When I get this on Blu-Ray the helicopter finale will be mandatory daily viewing for me! :)
I'm not sure I see it as representing the direction Bond should go but the stunt work was amazing and the contrast with how London was used in Fallout versus SF and SP was striking. in Fallout London felt like a three dimensional place whereas Mendes use of it was totally lacklustre.
I have to say there were a few moments where I felt Fallout was riffing off recent (and older) Bond films. the bit where the helicopters crash seemed very reminiscent of the alpine plane crash in SP. and the villain escape from the sunken van has been done so many times now - good to see LTK still being ripped off all these years later. even the skydive made me think of TND although the Fallout one is done so much better.
loved the used of the old school nuclear bomb plot - still seemed to be in goood working order to me!
It had the kind of frenetic nonstop action vibe that I actually don't want to see in a Bond film. But since it was an MI film I was fine with it.
I think you'll find that trick was first used in a film called Licence to Kill in 1989...
This is the way formula should be done in today's day and age. It unabashedly references prior eras (and scenes) while embracing modernity and feeling fresh/contemporary.
The same thing was done by Nolan in TDK/TDKR. Both those films and Fallout make one leave the theatre with the feeling of the past, when things were done for real with stuntmen rather than computer generated crapola. There's no better feeling.

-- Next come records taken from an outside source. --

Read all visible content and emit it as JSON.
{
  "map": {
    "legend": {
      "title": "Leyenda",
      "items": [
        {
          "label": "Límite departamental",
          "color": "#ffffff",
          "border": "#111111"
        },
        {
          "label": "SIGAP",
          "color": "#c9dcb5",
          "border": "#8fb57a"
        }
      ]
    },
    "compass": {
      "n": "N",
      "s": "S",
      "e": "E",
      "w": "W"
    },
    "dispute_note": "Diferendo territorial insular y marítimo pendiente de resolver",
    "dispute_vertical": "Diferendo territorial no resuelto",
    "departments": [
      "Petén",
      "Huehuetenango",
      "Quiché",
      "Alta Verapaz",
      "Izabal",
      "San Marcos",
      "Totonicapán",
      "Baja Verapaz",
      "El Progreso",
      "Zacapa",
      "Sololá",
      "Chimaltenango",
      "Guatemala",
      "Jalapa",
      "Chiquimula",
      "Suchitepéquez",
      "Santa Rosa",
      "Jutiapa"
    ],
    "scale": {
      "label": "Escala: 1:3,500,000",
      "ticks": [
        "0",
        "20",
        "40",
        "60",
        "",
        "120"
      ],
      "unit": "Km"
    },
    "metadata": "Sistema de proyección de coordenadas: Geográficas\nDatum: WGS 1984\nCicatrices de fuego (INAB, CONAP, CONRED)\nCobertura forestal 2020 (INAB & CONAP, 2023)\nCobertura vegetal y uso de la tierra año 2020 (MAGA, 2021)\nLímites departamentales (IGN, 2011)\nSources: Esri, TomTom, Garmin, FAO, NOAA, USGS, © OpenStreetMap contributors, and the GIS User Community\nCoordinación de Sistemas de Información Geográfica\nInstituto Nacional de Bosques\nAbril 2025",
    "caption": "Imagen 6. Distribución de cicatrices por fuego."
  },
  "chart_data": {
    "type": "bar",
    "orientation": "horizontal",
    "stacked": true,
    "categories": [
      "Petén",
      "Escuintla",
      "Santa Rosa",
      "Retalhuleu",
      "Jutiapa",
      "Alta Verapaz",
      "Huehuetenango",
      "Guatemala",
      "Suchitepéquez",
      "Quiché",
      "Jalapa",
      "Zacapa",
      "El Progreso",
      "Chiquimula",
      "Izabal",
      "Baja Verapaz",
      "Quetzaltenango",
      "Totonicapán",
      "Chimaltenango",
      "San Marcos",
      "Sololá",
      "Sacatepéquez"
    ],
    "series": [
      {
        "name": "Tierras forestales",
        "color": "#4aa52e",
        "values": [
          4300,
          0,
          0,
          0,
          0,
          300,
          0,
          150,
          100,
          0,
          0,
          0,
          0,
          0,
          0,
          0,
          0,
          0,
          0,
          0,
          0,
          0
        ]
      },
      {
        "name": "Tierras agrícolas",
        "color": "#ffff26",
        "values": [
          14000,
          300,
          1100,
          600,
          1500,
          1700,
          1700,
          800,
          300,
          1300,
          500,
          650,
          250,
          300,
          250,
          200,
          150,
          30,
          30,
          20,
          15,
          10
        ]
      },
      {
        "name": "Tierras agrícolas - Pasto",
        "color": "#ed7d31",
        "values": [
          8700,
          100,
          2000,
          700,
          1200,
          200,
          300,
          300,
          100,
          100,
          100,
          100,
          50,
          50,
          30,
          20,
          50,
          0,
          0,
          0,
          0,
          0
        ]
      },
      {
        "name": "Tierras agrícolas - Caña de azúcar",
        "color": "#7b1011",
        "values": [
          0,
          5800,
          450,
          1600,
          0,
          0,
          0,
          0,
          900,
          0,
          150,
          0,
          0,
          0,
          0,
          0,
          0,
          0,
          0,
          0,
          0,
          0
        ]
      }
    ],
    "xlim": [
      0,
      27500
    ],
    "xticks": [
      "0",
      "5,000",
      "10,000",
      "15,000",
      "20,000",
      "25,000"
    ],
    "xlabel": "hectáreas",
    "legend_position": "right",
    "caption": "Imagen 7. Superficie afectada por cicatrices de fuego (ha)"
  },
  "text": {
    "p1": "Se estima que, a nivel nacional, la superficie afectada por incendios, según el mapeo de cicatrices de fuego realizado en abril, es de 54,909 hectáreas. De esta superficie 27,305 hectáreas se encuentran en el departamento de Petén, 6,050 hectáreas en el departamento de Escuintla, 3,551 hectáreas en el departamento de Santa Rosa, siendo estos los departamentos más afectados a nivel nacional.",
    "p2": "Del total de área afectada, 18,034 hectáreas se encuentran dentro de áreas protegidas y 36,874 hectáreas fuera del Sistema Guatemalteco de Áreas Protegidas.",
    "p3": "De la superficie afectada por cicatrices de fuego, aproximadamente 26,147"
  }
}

I wish B25 will have also those numbers, but it's more than unrealistic after the Chinese Box-Office from SF and SP
Because Chris Nolan invented t-boning vehicles in film.
You can't really win when it comes to making action films these days. As long as the action is exciting and sucks me in, I don't particularly mind whether it was done before.
This is the opposite of my experience with SP for example, where I was aware that a scene was attempting to evoke a prior Bond sequence (plane chase similar to Lotus chase for example), but it just felt inferior and less thrilling. Hence I was disappointed and taken out of the proceedings.
Again, just my take on it.
The action is great, the photography is beautiful, but I can't love a movie so silly and poorly written but at the same time so serious in tone.